For its subtle revelation, with dramatic intensity, of the complex moral and religious dilemmas that are part of family life in an Algeria today:
Aid El Kabir [France/Algeria] directed by Karin Albou

GOLDEN DHOW AWARD   (Best Short film of the Festival]

An incisive and stylish film which presents a biting allegory of the dilemma of a country trying to move toward reconciliation. One of the new directors who signals the wealth of creative talent being nurtured in South Africa:
Portrait Of a Young Man Drowning [South Africa] directed by Teboho Mahlatsi

Feature Films Category:

SILVER DHOW AWARD (Runner-up)

An admirable debut feature by the director and a first feature that heralds an encouraging future for film in Chad. This film presents the real-life drama of challenges facing African cinema today:
Bye Bye Africa [Chad/France] directed by Mahamat Saleh Haroun  

GOLDEN DHOW AWARD (Best feature film of the Festival]

for the depth of insight it provides, with flare and imagination, to the partition of a nation, the ramifications of which are still experienced today. The jury noted its creative approach to the subject and its attention to historical and cinematic detail:
Jinnah [Pakistan] directed by Jamil Dehlavi

 

FESTIVAL JURY

Florence Ayisi (Cameroon/UK) Senior Lecturer in Film and Video Studies.
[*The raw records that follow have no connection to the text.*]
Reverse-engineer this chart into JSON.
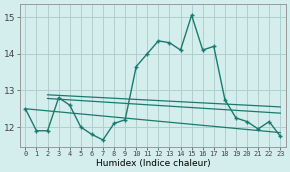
{
  "x": [
    0,
    1,
    2,
    3,
    4,
    5,
    6,
    7,
    8,
    9,
    10,
    11,
    12,
    13,
    14,
    15,
    16,
    17,
    18,
    19,
    20,
    21,
    22,
    23
  ],
  "main_line": [
    12.5,
    11.9,
    11.9,
    12.8,
    12.6,
    12.0,
    11.8,
    11.65,
    12.1,
    12.2,
    13.65,
    14.0,
    14.35,
    14.3,
    14.1,
    15.05,
    14.1,
    14.2,
    12.75,
    12.25,
    12.15,
    11.95,
    12.15,
    11.75
  ],
  "line_color": "#1a7a6e",
  "bg_color": "#d4eeed",
  "grid_color": "#b0cfcf",
  "xlabel": "Humidex (Indice chaleur)",
  "ylabel_ticks": [
    12,
    13,
    14,
    15
  ],
  "xlim": [
    -0.5,
    23.5
  ],
  "ylim": [
    11.45,
    15.35
  ],
  "reg_lines": [
    {
      "x0": 2,
      "y0": 12.88,
      "x1": 23,
      "y1": 12.55
    },
    {
      "x0": 2,
      "y0": 12.78,
      "x1": 23,
      "y1": 12.38
    },
    {
      "x0": 0,
      "y0": 12.5,
      "x1": 23,
      "y1": 11.85
    }
  ]
}
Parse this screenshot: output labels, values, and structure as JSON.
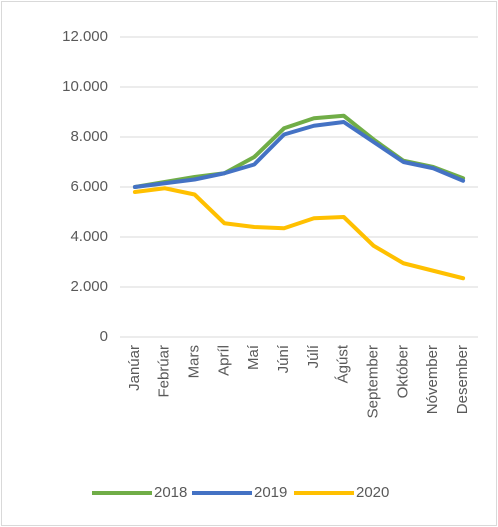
{
  "chart_data": {
    "type": "line",
    "categories": [
      "Janúar",
      "Febrúar",
      "Mars",
      "Apríl",
      "Maí",
      "Júní",
      "Júlí",
      "Ágúst",
      "September",
      "Október",
      "Nóvember",
      "Desember"
    ],
    "series": [
      {
        "name": "2018",
        "color": "#70ad47",
        "values": [
          6000,
          6200,
          6400,
          6550,
          7200,
          8350,
          8750,
          8850,
          7900,
          7050,
          6800,
          6350
        ]
      },
      {
        "name": "2019",
        "color": "#4472c4",
        "values": [
          6000,
          6150,
          6300,
          6550,
          6900,
          8100,
          8450,
          8600,
          7800,
          7000,
          6750,
          6250
        ]
      },
      {
        "name": "2020",
        "color": "#ffc000",
        "values": [
          5800,
          5950,
          5700,
          4550,
          4400,
          4350,
          4750,
          4800,
          3650,
          2950,
          2650,
          2350
        ]
      }
    ],
    "ylim": [
      0,
      12000
    ],
    "yticks": [
      0,
      {
        "value": 2000,
        "label": "2.000"
      },
      {
        "value": 4000,
        "label": "4.000"
      },
      {
        "value": 6000,
        "label": "6.000"
      },
      {
        "value": 8000,
        "label": "8.000"
      },
      {
        "value": 10000,
        "label": "10.000"
      },
      {
        "value": 12000,
        "label": "12.000"
      }
    ],
    "grid": true,
    "legend": "bottom"
  }
}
University of Wales College, Newport.

Mariet Bakker (Holland) Founder/Director of Africa in The Picture

June Givanni (Guyana/UK) Programmer, Planet Africa Toronto International Film Festival

Godwin Z. Kaduma (Tanzania) Playwright, Director & Choreographer. Executive Secretary Eastern African Theatre Institute.

Sara Hlupekile Longwe (Zambia) Development Consultant, Feminist, Chairperson of African Women’s Development and Communications Network

Queenae Mulvihill (USA) Film Producer, Director and Writer.

Beatrix Mugishagwe (Tanzania) Director/Producer, Abantu Vision

Farouk Topan (Zanzibar/UK) Senior Lecturer in Swahili, School of Oriental and African Studies – SOAS – University of London; playwright.